Adding insult to injury: the spectrum of tubulointerstitial responses in acute kidney injury

Abstract

Acute kidney injury (AKI) encompasses pathophysiology ranging from glomerular hypofiltration to tubular cell injury and outflow obstruction. This Review will focus on the tubulointerstitial processes that underlie most cases of AKI. Tubular epithelial cell (TEC) injury can occur via distinct insults, including ischemia, nephrotoxins, sepsis, and primary immune-mediated processes. Following these initial insults, tubular cells can activate survival and repair responses or they can develop mitochondrial dysfunction and metabolic reprogramming, cell-cycle arrest, and programmed cell death. Developing evidence suggests that the fate of individual tubular cells to survive and proliferate or undergo cell death or senescence is frequently determined by a biphasic immune response with initial proinflammatory macrophage, neutrophil, and lymphocyte infiltration exacerbating injury and activating programmed cell death, while alternatively activated macrophages and specific lymphocyte subsets subsequently modulate inflammation and promote repair. Functional recovery requires that this reparative phase supports proteolytic degradation of tubular casts, proliferation of surviving TECs, and restoration of TEC differentiation. Incomplete resolution or persistence of inflammation can lead to failed tubular repair, fibrosis, and chronic kidney disease. Despite extensive research in animal models, translating preclinical findings to therapies remains challenging, emphasizing the need for integrated multiomic approaches to advance AKI understanding and treatment.

Figure 1. Patterns of epithelial cell injury in response to distinct injury stimuli.

Defined classes of tubular insults can induce distinct initial mechanisms and distributions of cellular injury. From left to right, macrocirculatory insufficiency in ischemic injury results in mitochondrial dysfunction and cellular metabolic and energy disturbances. In toxin-mediated AKI, the cellular mechanisms of injury are dependent on toxin characteristics and toxin handling within the tubule (i.e., secretion or filtration and accumulation within tubular space or TEC absorption and intracellular accumulation). Septic AKI is characterized by endothelial injury and activation along with TEC injury resulting from both pattern recognition receptor activation on TECs as well as cellular energy and metabolic derangements from macro-and microcirculatory insufficiency. In immune-mediated injury such as AIN, antigens elicit a cell-mediated T cell hypersensitivity immune response either directly or after hydrolysis and processing by tubular cells to form a hapten bridge. PCT, proximal convoluted tubule; PST, proximal straight tubule.

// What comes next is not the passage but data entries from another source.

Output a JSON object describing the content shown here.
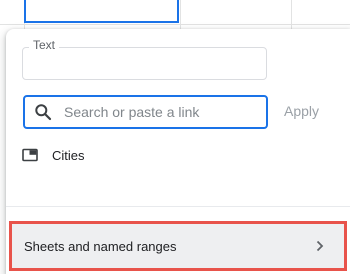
{
  "link_popup": {
    "text_field": {
      "label": "Text",
      "value": ""
    },
    "link_field": {
      "placeholder": "Search or paste a link",
      "value": ""
    },
    "apply_label": "Apply",
    "suggestions": [
      {
        "label": "Cities",
        "icon": "sheet-tab-icon"
      }
    ],
    "sheets_and_ranges": {
      "label": "Sheets and named ranges",
      "icon": "chevron-right-icon"
    }
  },
  "colors": {
    "accent": "#1a73e8",
    "highlight_border": "#e8534b",
    "row_highlight": "#eeeff1"
  }
}
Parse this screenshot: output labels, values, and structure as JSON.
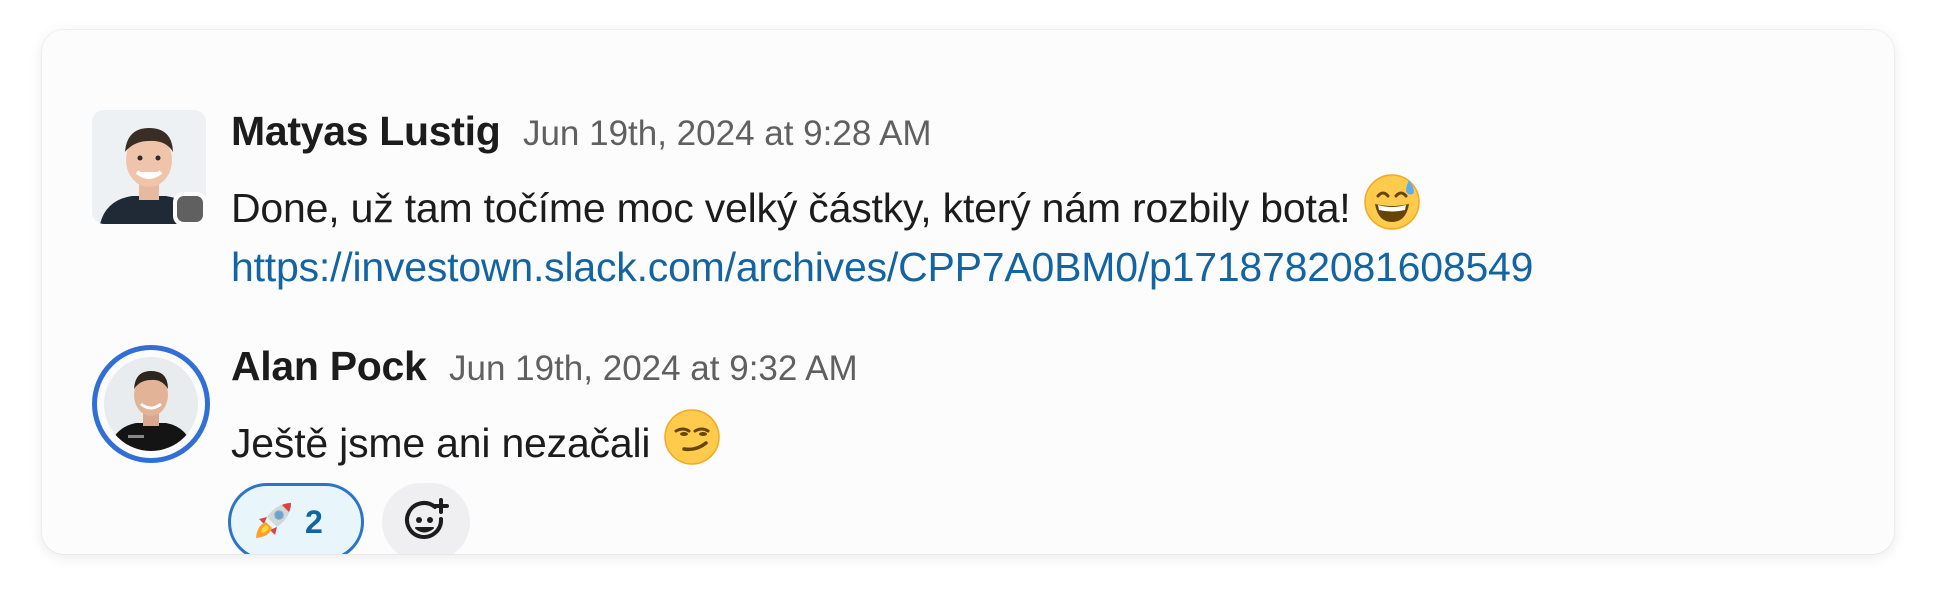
{
  "messages": [
    {
      "author": "Matyas Lustig",
      "timestamp": "Jun 19th, 2024 at 9:28 AM",
      "text": "Done, už tam točíme moc velký částky, který nám rozbily bota!",
      "emoji": "sweat-smile-emoji",
      "link": "https://investown.slack.com/archives/CPP7A0BM0/p1718782081608549",
      "avatar": "avatar-photo",
      "presence": "away"
    },
    {
      "author": "Alan Pock",
      "timestamp": "Jun 19th, 2024 at 9:32 AM",
      "text": "Ještě jsme ani nezačali",
      "emoji": "smirk-emoji",
      "avatar": "avatar-photo",
      "reactions": [
        {
          "emoji": "rocket-emoji",
          "count": "2",
          "selected": true
        }
      ],
      "add_reaction": "add-reaction-icon"
    }
  ],
  "colors": {
    "link": "#1264a3",
    "reaction_border": "#2a74c9",
    "reaction_bg": "#e8f5fa",
    "avatar_ring": "#2f6fd6",
    "timestamp": "#616061"
  }
}
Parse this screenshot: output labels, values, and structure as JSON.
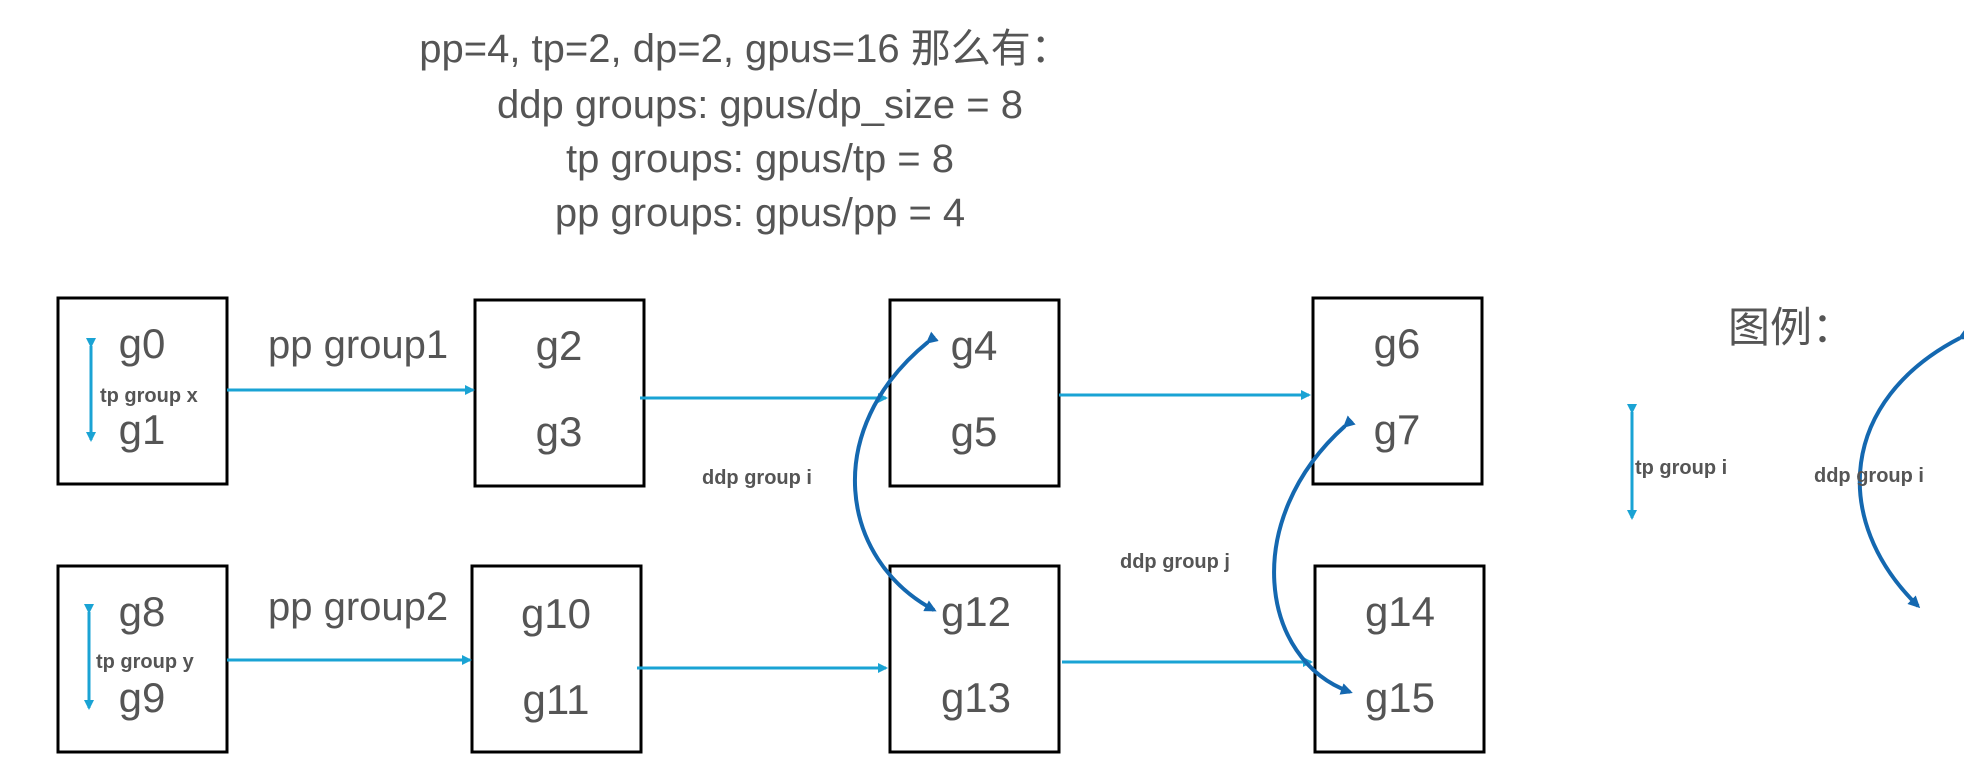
{
  "header": {
    "line1": "pp=4, tp=2, dp=2, gpus=16 那么有：",
    "line2": "ddp groups: gpus/dp_size = 8",
    "line3": "tp groups: gpus/tp = 8",
    "line4": "pp groups: gpus/pp = 4"
  },
  "boxes": [
    {
      "top": "g0",
      "bottom": "g1"
    },
    {
      "top": "g2",
      "bottom": "g3"
    },
    {
      "top": "g4",
      "bottom": "g5"
    },
    {
      "top": "g6",
      "bottom": "g7"
    },
    {
      "top": "g8",
      "bottom": "g9"
    },
    {
      "top": "g10",
      "bottom": "g11"
    },
    {
      "top": "g12",
      "bottom": "g13"
    },
    {
      "top": "g14",
      "bottom": "g15"
    }
  ],
  "labels": {
    "tp_x": "tp group x",
    "tp_y": "tp group y",
    "pp1": "pp group1",
    "pp2": "pp group2",
    "ddp_i": "ddp group i",
    "ddp_j": "ddp group j"
  },
  "legend": {
    "title": "图例：",
    "tp": "tp group i",
    "ddp": "ddp group i"
  },
  "colors": {
    "pp_arrow": "#1aa3d4",
    "ddp_arrow": "#1468b0",
    "text": "#555555"
  }
}
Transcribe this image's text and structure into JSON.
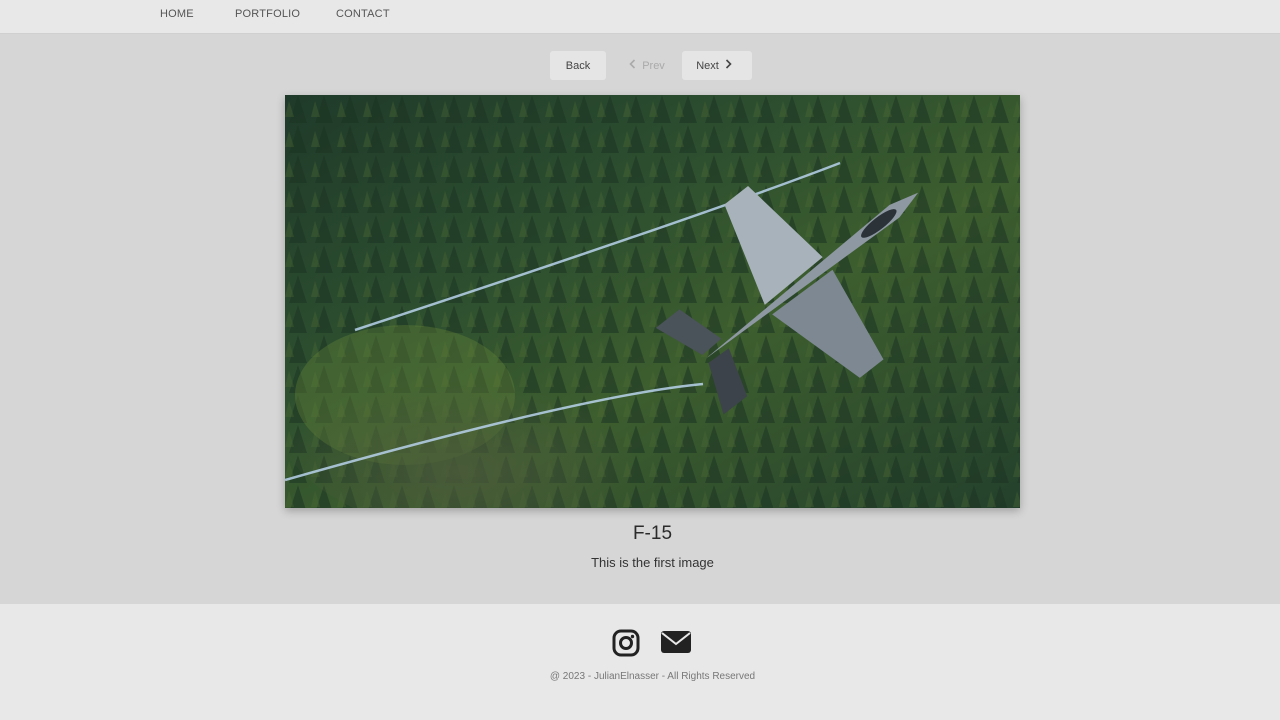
{
  "nav": {
    "home": "HOME",
    "portfolio": "PORTFOLIO",
    "contact": "CONTACT"
  },
  "pager": {
    "back": "Back",
    "prev": "Prev",
    "next": "Next"
  },
  "image": {
    "title": "F-15",
    "description": "This is the first image"
  },
  "footer": {
    "copyright": "@ 2023 - JulianElnasser - All Rights Reserved",
    "icons": [
      "instagram-icon",
      "email-icon"
    ]
  }
}
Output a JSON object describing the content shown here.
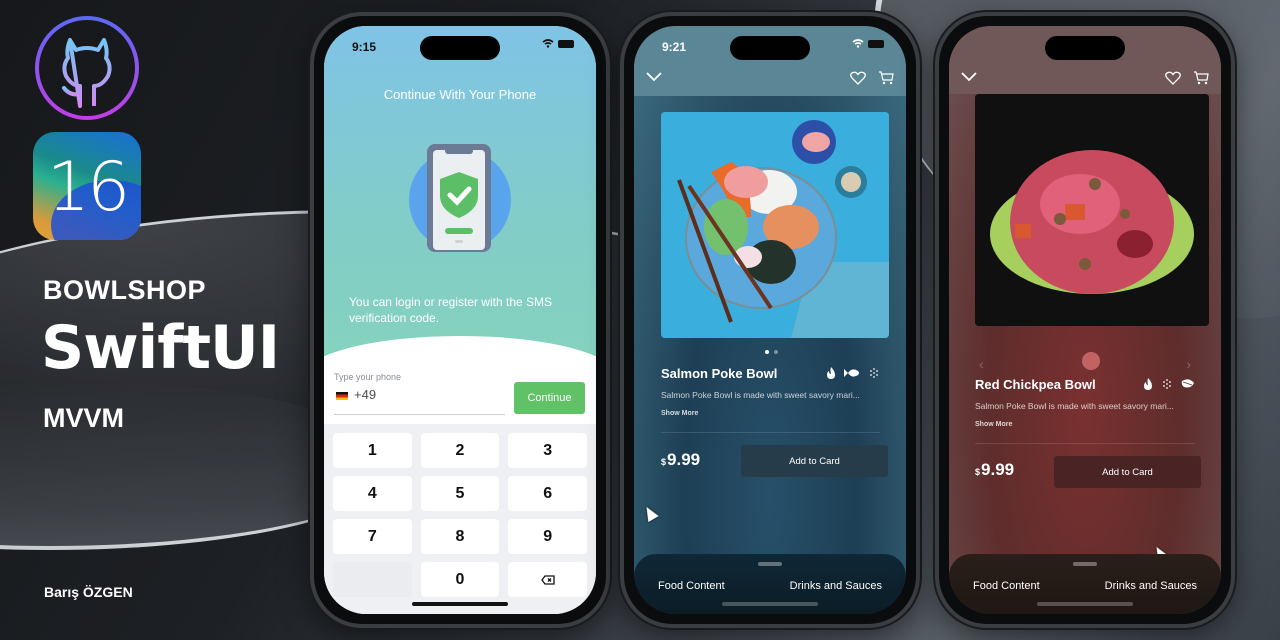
{
  "branding": {
    "app_name": "BOWLSHOP",
    "framework": "SwiftUI",
    "architecture": "MVVM",
    "author": "Barış ÖZGEN",
    "ios_version": "16",
    "github_icon": "github-octocat-icon"
  },
  "phone_login": {
    "status_time": "9:15",
    "title": "Continue With Your Phone",
    "description": "You can login or register with the SMS verification code.",
    "illustration": "phone-shield-check-icon",
    "phone_label": "Type your phone",
    "country_flag": "germany-flag",
    "country_code": "+49",
    "continue_label": "Continue",
    "continue_color": "#61c167",
    "keypad": [
      "1",
      "2",
      "3",
      "4",
      "5",
      "6",
      "7",
      "8",
      "9",
      "",
      "0",
      "⌫"
    ]
  },
  "phone_salmon": {
    "status_time": "9:21",
    "dish_name": "Salmon Poke Bowl",
    "description": "Salmon Poke Bowl is made with sweet savory mari...",
    "show_more": "Show More",
    "currency": "$",
    "price": "9.99",
    "add_label": "Add to Card",
    "attribute_icons": [
      "flame-icon",
      "fish-icon",
      "grain-icon"
    ],
    "image_page": 1,
    "image_pages": 2,
    "tabs": [
      "Food Content",
      "Drinks and Sauces"
    ]
  },
  "phone_chickpea": {
    "dish_name": "Red Chickpea Bowl",
    "description": "Salmon Poke Bowl is made with sweet savory mari...",
    "show_more": "Show More",
    "currency": "$",
    "price": "9.99",
    "add_label": "Add to Card",
    "attribute_icons": [
      "flame-icon",
      "grain-icon",
      "leaf-icon"
    ],
    "pager_prev": "‹",
    "pager_next": "›",
    "tabs": [
      "Food Content",
      "Drinks and Sauces"
    ]
  }
}
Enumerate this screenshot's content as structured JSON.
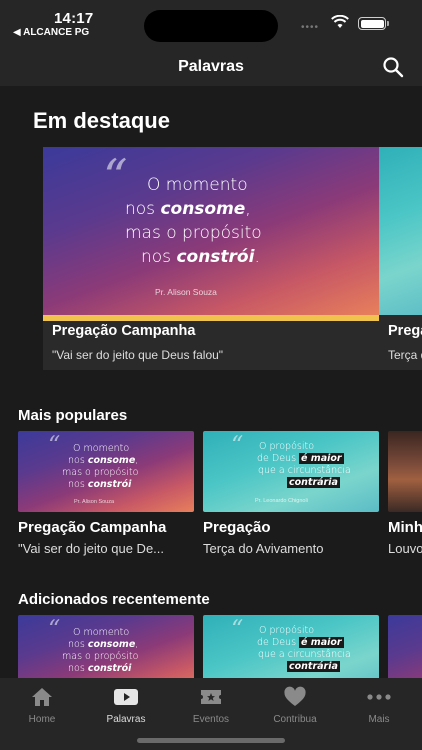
{
  "status": {
    "time": "14:17",
    "back_app": "◀ ALCANCE PG"
  },
  "nav": {
    "title": "Palavras"
  },
  "featured": {
    "section_title": "Em destaque",
    "cards": [
      {
        "title": "Pregação Campanha",
        "subtitle": "\"Vai ser do jeito que Deus falou\"",
        "art": {
          "line1": "O momento",
          "line2a": "nos ",
          "line2b": "consome",
          "line2c": ",",
          "line3": "mas o propósito",
          "line4a": "nos ",
          "line4b": "constrói",
          "line4c": ".",
          "author": "Pr. Alison Souza"
        }
      },
      {
        "title": "Pregação",
        "subtitle": "Terça do Avivamento"
      }
    ]
  },
  "popular": {
    "section_title": "Mais populares",
    "cards": [
      {
        "title": "Pregação Campanha",
        "subtitle": "\"Vai ser do jeito que De...",
        "art": {
          "line1": "O momento",
          "line2a": "nos ",
          "line2b": "consome",
          "line2c": ",",
          "line3": "mas o propósito",
          "line4a": "nos ",
          "line4b": "constrói",
          "author": "Pr. Alison Souza"
        }
      },
      {
        "title": "Pregação",
        "subtitle": "Terça do Avivamento",
        "art": {
          "line1": "O propósito",
          "line2a": "de Deus ",
          "line2b": "é maior",
          "line3": "que a circunstância",
          "line4": "contrária",
          "author": "Pr. Leonardo Chignoli"
        }
      },
      {
        "title": "Minh",
        "subtitle": "Louvo"
      }
    ]
  },
  "recent": {
    "section_title": "Adicionados recentemente",
    "cards": [
      {
        "art": {
          "line1": "O momento",
          "line2a": "nos ",
          "line2b": "consome",
          "line2c": ",",
          "line3": "mas o propósito",
          "line4a": "nos ",
          "line4b": "constrói"
        }
      },
      {
        "art": {
          "line1": "O propósito",
          "line2a": "de Deus ",
          "line2b": "é maior",
          "line3": "que a circunstância",
          "line4": "contrária"
        }
      }
    ]
  },
  "tabs": [
    {
      "label": "Home",
      "icon": "home-icon",
      "active": false
    },
    {
      "label": "Palavras",
      "icon": "play-icon",
      "active": true
    },
    {
      "label": "Eventos",
      "icon": "ticket-icon",
      "active": false
    },
    {
      "label": "Contribua",
      "icon": "heart-icon",
      "active": false
    },
    {
      "label": "Mais",
      "icon": "more-icon",
      "active": false
    }
  ],
  "colors": {
    "background": "#1b1b1b",
    "bar": "#262626",
    "accent_band": "#f0c34e"
  }
}
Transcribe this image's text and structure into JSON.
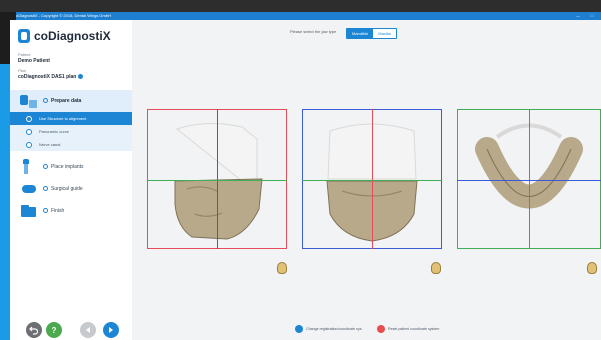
{
  "window": {
    "title": "coDiagnostiX - Copyright © 2018, Dental Wings GmbH",
    "min": "—",
    "max": "□"
  },
  "app": {
    "name": "coDiagnostiX"
  },
  "patient": {
    "label": "Patient",
    "name": "Demo Patient"
  },
  "plan": {
    "label": "Plan",
    "name": "coDiagnostiX DAS1 plan"
  },
  "workflow": {
    "prepare_data": "Prepare data",
    "substeps": [
      "Use Structure to alignment",
      "Panoramic curve",
      "Nerve canal"
    ],
    "place_implants": "Place implants",
    "surgical_guide": "Surgical guide",
    "finish": "Finish"
  },
  "main": {
    "jaw_prompt": "Please select the jaw type",
    "jaw_options": [
      "Mandible",
      "Maxilla"
    ],
    "selected_jaw": "Mandible",
    "actions": [
      {
        "label": "Change registration/coordinate sys.",
        "icon": "coordinate-system-icon",
        "color": "#1c86d4"
      },
      {
        "label": "Reset patient coordinate system",
        "icon": "reset-coordinate-icon",
        "color": "#e84d4d"
      }
    ]
  },
  "colors": {
    "accent": "#1c86d4",
    "sidebar_active": "#dfeefa",
    "view_red": "#e74c5b",
    "view_green": "#3fae58",
    "view_blue": "#3a5ad8",
    "bone": "#b7a98a"
  },
  "footer": {
    "back_icon": "undo-icon",
    "help_label": "?",
    "prev_icon": "prev-arrow-icon",
    "next_icon": "next-arrow-icon"
  }
}
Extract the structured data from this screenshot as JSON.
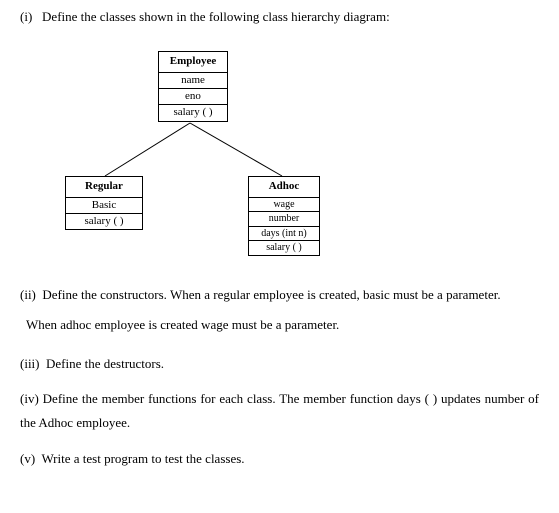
{
  "items": {
    "i_label": "(i)",
    "i_text": "Define the classes shown in the following class hierarchy diagram:",
    "ii_label": "(ii)",
    "ii_text": "Define  the  constructors.  When  a  regular  employee  is  created,  basic  must  be  a parameter.",
    "ii_sub": "When adhoc employee is created wage must be a parameter.",
    "iii_label": "(iii)",
    "iii_text": "Define the destructors.",
    "iv_label": "(iv)",
    "iv_text": "Define the member functions for each class. The member function days ( ) updates number of the Adhoc employee.",
    "v_label": "(v)",
    "v_text": "Write a test program to test the classes."
  },
  "chart_data": {
    "type": "diagram",
    "description": "UML class hierarchy diagram",
    "classes": [
      {
        "name": "Employee",
        "attributes": [
          "name",
          "eno"
        ],
        "methods": [
          "salary ( )"
        ],
        "parent": null
      },
      {
        "name": "Regular",
        "attributes": [
          "Basic"
        ],
        "methods": [
          "salary ( )"
        ],
        "parent": "Employee"
      },
      {
        "name": "Adhoc",
        "attributes": [
          "wage",
          "number"
        ],
        "methods": [
          "days (int n)",
          "salary ( )"
        ],
        "parent": "Employee"
      }
    ]
  }
}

Figure 2. Surviving epithelial cell responses to distinct injury stimuli.

(A) The repertoire of injury responses by tubular cells that survive the initial insult is limited and is at least in part determined by both the type and severity of injury. Primary responses such as metabolic reprogramming, inflammasome activation, and cast formation often predominate in specific types of initial injury. (B) However, many of the secondary immune responses are shared and can lead to cell-cycle arrest, PCD pathways, and recruitment of secondary immune cells.

Figure 3. Resolution of AKI.

Immediately following injury, dying cells form casts in the tubular lumen in association with Tamm-Horsfall protein while surviving TECs recruit proinflammatory macrophages and lymphocytes to the tubulointerstitium. (Left) With successful repair and recovery after AKI, casts are cleared and proinflammatory macrophages shift to a proreparative phenotype that promotes TEC proliferation and dampens the immune response, allowing TECs to redifferentiate and restore tubule architecture and function. A small subset of Pax2⁺ tubular progenitors also contribute to regeneration of necrotic epithelial regions (199). (Right) If injury to a particular tubule or region is severe or sustained, the local immune response is amplified with enhanced recruitment of proinflammatory T cells and B cells into the interstitium and persistence of proinflammatory macrophage populations. This can lead to tubular cell G2/M arrest and adoption of a senescence-associated secretory phenotype with release of inflammatory cytokines, growth factors, proteases, and immune modulators that recruit additional proinflammatory macrophages and lymphocytes that sustain the local inflammatory response and can lead to secondary injury to adjacent tubules. This persistent inflammatory milieu promotes prolymphangiogenic signaling, ongoing TEC injury, profibrotic signaling, and progressive impairment of GFR.